Lexroom has announced that it has closed a $50 million Series B funding round led by Left Lane Capital, with participation from Base10 Partners, Eurazeo, Acurio Ventures, Entourage as an early investor, and View Different. The round closes eight months after the $19 million Series A, bringing the total capital raised by the company to over $73 million, with more than 8,000 law firms and in-house legal teams already on the platform.
This round of funding supports a specific, and in some ways unconventional, argument: legal AI is built from data, not by fine-tuning general-purpose LLMs. Most products currently on the market have followed a ‘model-first’ approach: taking a general-purpose LLM, training it on legal materials, and embedding it within a dedicated interface. The problem? Lawyers cannot verify it, cannot cite it and, increasingly, are refusing to use it. The risk is no longer theoretical: over 1,300 court documents have been documented containing AI-generated hallucinations – fabricated citations, non-existent precedents, misinterpreted authorities – resulting in apologies from major law firms to federal judges. Lexroom has been built differently: data-first, on a proprietary infrastructure of over six million verified legal sources—legislation, case law, regulatory materials—continuously updated and optimised for legal research. The approach is simple: start with the sources, just as lawyers do.
“When we founded Lexroom, two things were immediately clear: lawyers needed a better way of working, and LLMs could provide it. The missing piece was the data: up-to-date legislation, relevant case law and court documents. Civil law countries need an AI legal engine that reasons based on data. I am excited to be working with the Left Lane team to build the AI engine that underpins the legal sector,” said Paolo Fois, CEO and co-founder of Lexroom (centre in the photo alongside fellow co-founders Andrea Lonza and Martina Domenicali), in a statement.
I numeri raccontano un’adozione fuori dall’ordinario: il 65% degli utenti usa Lexroom ogni giorno, il 94% ogni settimana. Sono livelli di engagement tipici degli strumenti che nessuno si sogna di togliere dalla scrivania come la posta elettronica o Word. Nella pratica, questo si traduce in ricerche che passano da ore a minuti, bozze che passano da giorni a ore, e professionisti che riescono ad assistere più clienti senza abbassare la qualità del proprio lavoro.

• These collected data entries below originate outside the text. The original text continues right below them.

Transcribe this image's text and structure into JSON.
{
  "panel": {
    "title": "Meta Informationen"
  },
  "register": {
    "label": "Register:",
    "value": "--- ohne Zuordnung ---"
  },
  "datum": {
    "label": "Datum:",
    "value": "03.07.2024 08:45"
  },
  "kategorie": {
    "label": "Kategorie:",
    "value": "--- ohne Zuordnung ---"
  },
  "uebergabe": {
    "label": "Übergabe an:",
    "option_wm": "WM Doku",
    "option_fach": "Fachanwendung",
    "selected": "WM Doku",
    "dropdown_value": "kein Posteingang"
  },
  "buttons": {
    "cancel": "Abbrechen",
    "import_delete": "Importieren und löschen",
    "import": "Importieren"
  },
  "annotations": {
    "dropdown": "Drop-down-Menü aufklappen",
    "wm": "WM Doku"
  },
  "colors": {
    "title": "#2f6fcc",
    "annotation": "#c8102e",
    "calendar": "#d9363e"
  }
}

The impact extends across the entire legal system. Europe has over a million registered lawyers, the majority of whom practise in sole or small practices – the sector that handles the lion’s share of legal work and through which most citizens first come into contact with the law. When these practices work faster, the system responds faster: fewer delays between a client’s request and a documented response, less friction in accessing justice. The 8,000 practices already on Lexroom are already working in this way.
“Paolo, Martina and Andrea have achieved something rare: an enterprise product with the level of engagement of a consumer app, in a market that is still driven by committees and resolutions. “What won us over is Lexroom’s ability to enable lawyers to build a stronger practice, serving their clients with greater care and effectiveness, and turning AI into an ally, not an adversary,” comments Paddy Dillon, VP at Left Lane Capital.
Italy, with around 250,000 registered lawyers and one of the most procedurally complex legal systems in Europe, has served as a testing ground. Serie B is funding the expansion of this model across the civil law regions of Europe, starting with Spain and Germany, with local teams and features tailored to each jurisdiction, developed in collaboration with law firms operating in the relevant markets. The completion of the investment will be subject to the Italian Government’s Golden Power.